TRIBUNNEWS.COM, SURABAYA - Terungkapnya praktik pungutan liar di Pelabuhan Tanjung Perak diduga melibatkan direksi PT Pelabuhan Indonesia (Pelindo) III.
Tim satuan petugas (Satgas) Supu Bersih (Saber) Pungutan Liar (Pungli) dan gabungan Tim satgas Dwelling Time Polres Pelabuhan Tanjung Perak, berhasil mengamankan Direktur Operasional dan Pengembangan Bisnis PT Pelindo III, RS di ruang kantornya, sekitar pukul 13.00 WIB, Selasa (1/11/2016).
Kapolres Pelabuhan Tanjung Perak, AKBP Takdir Mattanette membenarkan penangkapan RS merupakan hasil dari pengembangan penyelidikan dwelling time oleh Mapolres Pelabuhan Tanjung Perak.
"Kasus ini merupakan pengembangan dari Operasi Tangkap Tangan (OTT) di PT Terminal Petikemas Surabaya (TPS), anak perusahaan PT Pelindo III, dimana di terminal tersebut, Saber Pungli bersama Satgas Dwelling Time telah berhasil mengamankan Direktur Utama PT Akara Multi Karya, AH, tengah menerima sogokan dari importir pada pekan lalu," ujarnya saat dikonfirmasi.
Takdir menambahkan, setiap kontainer yang akan keluar dari pelabuhan akan menjalani pemeriksaan karantina seelah surat - suratnya dinyatakan lengkap.
Pungutan tersebut diambil oleh para oknum saat mengecek satu atau dua kontainer saja, dari seluruh kontainer milik importir.
Praktik pungli tersebut sudah berlangsung sejak 2014, ketika Rahmat Satria masih menjabat sebagai Direktur Utama di PT TPS periode 2014 - 2015.
"Misal ada 10 sampai 15 kontainer yang akan melakukan bongkar muat di pelabuhan. Lah itu, oleh para oknum ini cuma dilakukan pengecekan dua kontainer saja, sedangkan para importir disuruh membayar total semua kontainer yang akan dikelurakan dari pelabuhan. Jadi tidak semua dicek, padahal disuruh bayar semua," ungkapnya.
Perusahaan rekanan PT TPS ini, memaksa para importir untuk mengeluarkan biaya tambahan. Bahkan harus menyediakan anggaran minimal Rp 1 juta.
"Para oknum ini meminta Rp 500.000 sampai Rp 2 juta per kontainer untuk dapat dikeluarkan dari pelabuhan.
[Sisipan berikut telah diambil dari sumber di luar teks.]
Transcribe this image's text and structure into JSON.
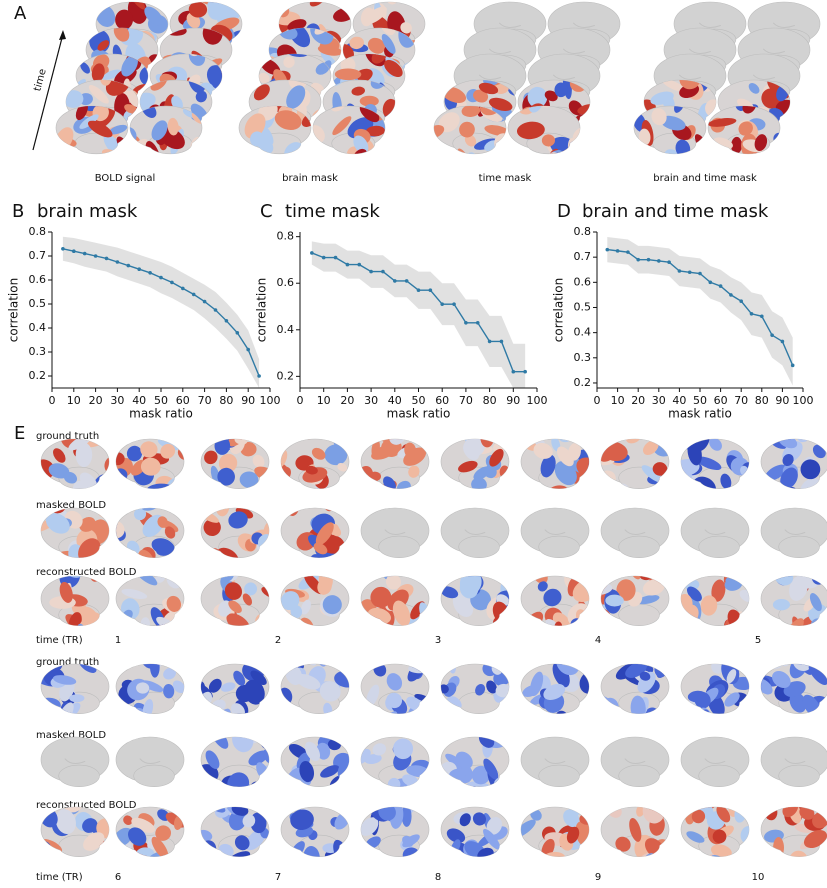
{
  "panel_a": {
    "label": "A",
    "time_axis": "time",
    "captions": [
      "BOLD signal",
      "brain mask",
      "time mask",
      "brain and time mask"
    ]
  },
  "chart_data": [
    {
      "type": "line",
      "label": "B",
      "title": "brain mask",
      "x_label": "mask ratio",
      "y_label": "correlation",
      "x": [
        5,
        10,
        15,
        20,
        25,
        30,
        35,
        40,
        45,
        50,
        55,
        60,
        65,
        70,
        75,
        80,
        85,
        90,
        95
      ],
      "series": [
        {
          "color": "#2f7aa5",
          "values": [
            0.73,
            0.72,
            0.71,
            0.7,
            0.69,
            0.675,
            0.66,
            0.645,
            0.63,
            0.61,
            0.59,
            0.565,
            0.54,
            0.51,
            0.475,
            0.43,
            0.38,
            0.31,
            0.2
          ],
          "upper": [
            0.78,
            0.775,
            0.765,
            0.755,
            0.745,
            0.735,
            0.72,
            0.705,
            0.69,
            0.675,
            0.655,
            0.63,
            0.605,
            0.58,
            0.55,
            0.505,
            0.455,
            0.39,
            0.27
          ],
          "lower": [
            0.68,
            0.67,
            0.655,
            0.645,
            0.635,
            0.615,
            0.6,
            0.585,
            0.57,
            0.545,
            0.525,
            0.5,
            0.475,
            0.44,
            0.4,
            0.355,
            0.305,
            0.23,
            0.15
          ]
        }
      ],
      "xlim": [
        0,
        100
      ],
      "xticks": [
        0,
        10,
        20,
        30,
        40,
        50,
        60,
        70,
        80,
        90,
        100
      ],
      "ylim": [
        0.15,
        0.8
      ],
      "yticks": [
        0.2,
        0.3,
        0.4,
        0.5,
        0.6,
        0.7,
        0.8
      ]
    },
    {
      "type": "line",
      "label": "C",
      "title": "time mask",
      "x_label": "mask ratio",
      "y_label": "correlation",
      "x": [
        5,
        10,
        15,
        20,
        25,
        30,
        35,
        40,
        45,
        50,
        55,
        60,
        65,
        70,
        75,
        80,
        85,
        90,
        95
      ],
      "series": [
        {
          "color": "#2f7aa5",
          "values": [
            0.73,
            0.71,
            0.71,
            0.68,
            0.68,
            0.65,
            0.65,
            0.61,
            0.61,
            0.57,
            0.57,
            0.51,
            0.51,
            0.43,
            0.43,
            0.35,
            0.35,
            0.22,
            0.22
          ],
          "upper": [
            0.78,
            0.77,
            0.77,
            0.74,
            0.74,
            0.72,
            0.72,
            0.68,
            0.68,
            0.65,
            0.65,
            0.6,
            0.6,
            0.53,
            0.53,
            0.46,
            0.46,
            0.34,
            0.34
          ],
          "lower": [
            0.68,
            0.65,
            0.65,
            0.62,
            0.62,
            0.58,
            0.58,
            0.54,
            0.54,
            0.49,
            0.49,
            0.42,
            0.42,
            0.33,
            0.33,
            0.24,
            0.24,
            0.15,
            0.15
          ]
        }
      ],
      "xlim": [
        0,
        100
      ],
      "xticks": [
        0,
        10,
        20,
        30,
        40,
        50,
        60,
        70,
        80,
        90,
        100
      ],
      "ylim": [
        0.15,
        0.82
      ],
      "yticks": [
        0.2,
        0.4,
        0.6,
        0.8
      ]
    },
    {
      "type": "line",
      "label": "D",
      "title": "brain and time mask",
      "x_label": "mask ratio",
      "y_label": "correlation",
      "x": [
        5,
        10,
        15,
        20,
        25,
        30,
        35,
        40,
        45,
        50,
        55,
        60,
        65,
        70,
        75,
        80,
        85,
        90,
        95
      ],
      "series": [
        {
          "color": "#2f7aa5",
          "values": [
            0.73,
            0.725,
            0.72,
            0.69,
            0.69,
            0.685,
            0.68,
            0.645,
            0.64,
            0.635,
            0.6,
            0.585,
            0.55,
            0.525,
            0.475,
            0.465,
            0.39,
            0.365,
            0.27
          ],
          "upper": [
            0.78,
            0.775,
            0.77,
            0.745,
            0.745,
            0.74,
            0.735,
            0.705,
            0.7,
            0.695,
            0.665,
            0.65,
            0.62,
            0.6,
            0.56,
            0.55,
            0.485,
            0.46,
            0.38
          ],
          "lower": [
            0.68,
            0.675,
            0.67,
            0.635,
            0.635,
            0.63,
            0.625,
            0.585,
            0.58,
            0.575,
            0.535,
            0.52,
            0.48,
            0.45,
            0.39,
            0.38,
            0.3,
            0.27,
            0.19
          ]
        }
      ],
      "xlim": [
        0,
        100
      ],
      "xticks": [
        0,
        10,
        20,
        30,
        40,
        50,
        60,
        70,
        80,
        90,
        100
      ],
      "ylim": [
        0.18,
        0.8
      ],
      "yticks": [
        0.2,
        0.3,
        0.4,
        0.5,
        0.6,
        0.7,
        0.8
      ]
    }
  ],
  "panel_e": {
    "label": "E",
    "rows": [
      "ground truth",
      "masked BOLD",
      "reconstructed BOLD"
    ],
    "time_label": "time (TR)",
    "blocks": [
      {
        "times": [
          1,
          2,
          3,
          4,
          5
        ]
      },
      {
        "times": [
          6,
          7,
          8,
          9,
          10
        ]
      }
    ]
  }
}
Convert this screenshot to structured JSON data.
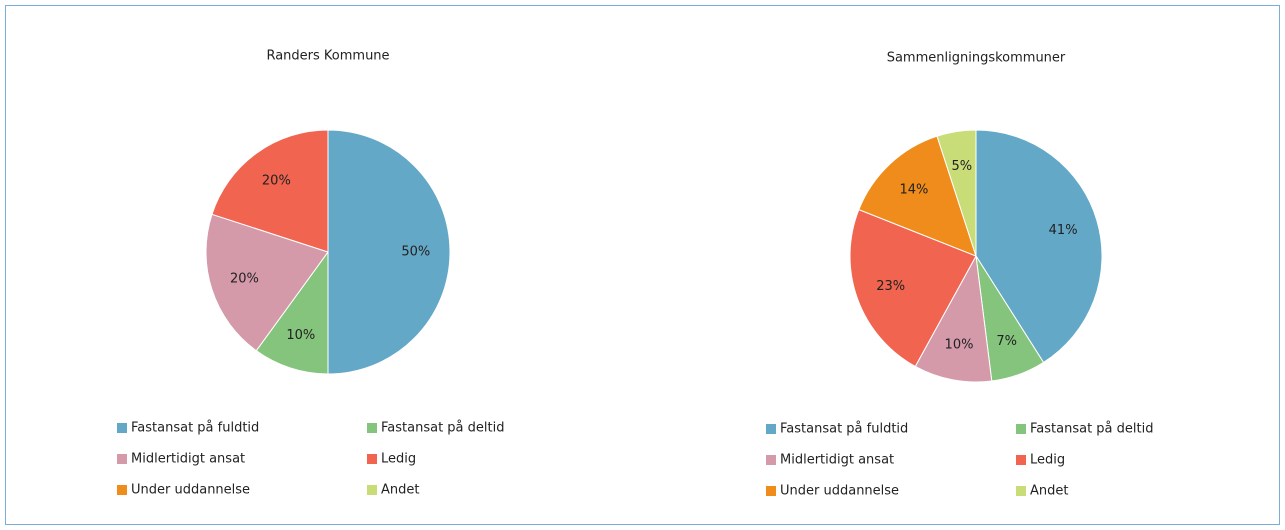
{
  "chart_data": [
    {
      "type": "pie",
      "title": "Randers Kommune",
      "categories": [
        "Fastansat på fuldtid",
        "Fastansat på deltid",
        "Midlertidigt ansat",
        "Ledig",
        "Under uddannelse",
        "Andet"
      ],
      "values": [
        50,
        10,
        20,
        20,
        0,
        0
      ],
      "value_labels": [
        "50%",
        "10%",
        "20%",
        "20%",
        null,
        null
      ],
      "colors": [
        "#64a8c8",
        "#84c47c",
        "#d49aaa",
        "#f06450",
        "#f08c1c",
        "#c8dc78"
      ]
    },
    {
      "type": "pie",
      "title": "Sammenligningskommuner",
      "categories": [
        "Fastansat på fuldtid",
        "Fastansat på deltid",
        "Midlertidigt ansat",
        "Ledig",
        "Under uddannelse",
        "Andet"
      ],
      "values": [
        41,
        7,
        10,
        23,
        14,
        5
      ],
      "value_labels": [
        "41%",
        "7%",
        "10%",
        "23%",
        "14%",
        "5%"
      ],
      "colors": [
        "#64a8c8",
        "#84c47c",
        "#d49aaa",
        "#f06450",
        "#f08c1c",
        "#c8dc78"
      ]
    }
  ]
}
Bahkan sebulan ia dapat meraup mulai dari Rp 5 miliar hingga Rp 6 miliar," ucapnya Takdir.
Takdir mengaku, dengan adanya tindakan tersebut juga dapat menghambat proses dwelling time.
Para importir pin melaporkan praktik tersebut kepada Satgas Dwelling Time hingga OTT itu digelar dipelabuhan, pada pekan lalu.
"Banyak yang mengeluh sebab kontainer harus dibongkar lalu diperiksa lagi dan itu harus membayar sejumlah uang tambahan," katanya.
Dalam penggeledahan di kantor Pelindo III, aparat kepolisian berhasil membawa sejumlah alat bukti seperti uang cash Rp 600 juta, dokumen-dokumen penting, dan sebuah layar komputer 24 inchi.
Takdir menyatakan, jumlah yang diperiksa maupun tersangka kemungkinan bisa bertambah, menyusul temuan aliran uang pungli tersebut.
"Totalnya mungkin bisa sampai Rp 10 miliar yang akan disita, mengingat tambahan uang yang disimpan di rekening RS. Pemeriksaan ini masih berlanjut," katanya.
Kepala Balai Besar Karantina Pertanian Surabaya, Herny Kartika Wati menegaskan, PT Akara Multi Karya bukan rekanannya dalam hal pemeriksaan karantina.
"Perusahaan itu bukan mitra kami mas," tandasnya saat dikonfirmasi.
Sebagai informasi, PT Akara Multi Karya merupakan mitra PT TPS dalam pemeriksaan kontainer impor. Perusahaan swasta itu terlibat dalam proses buka dan tutup segel kontainer, serta pemeriksaan karantina, salah satunya fumigasi.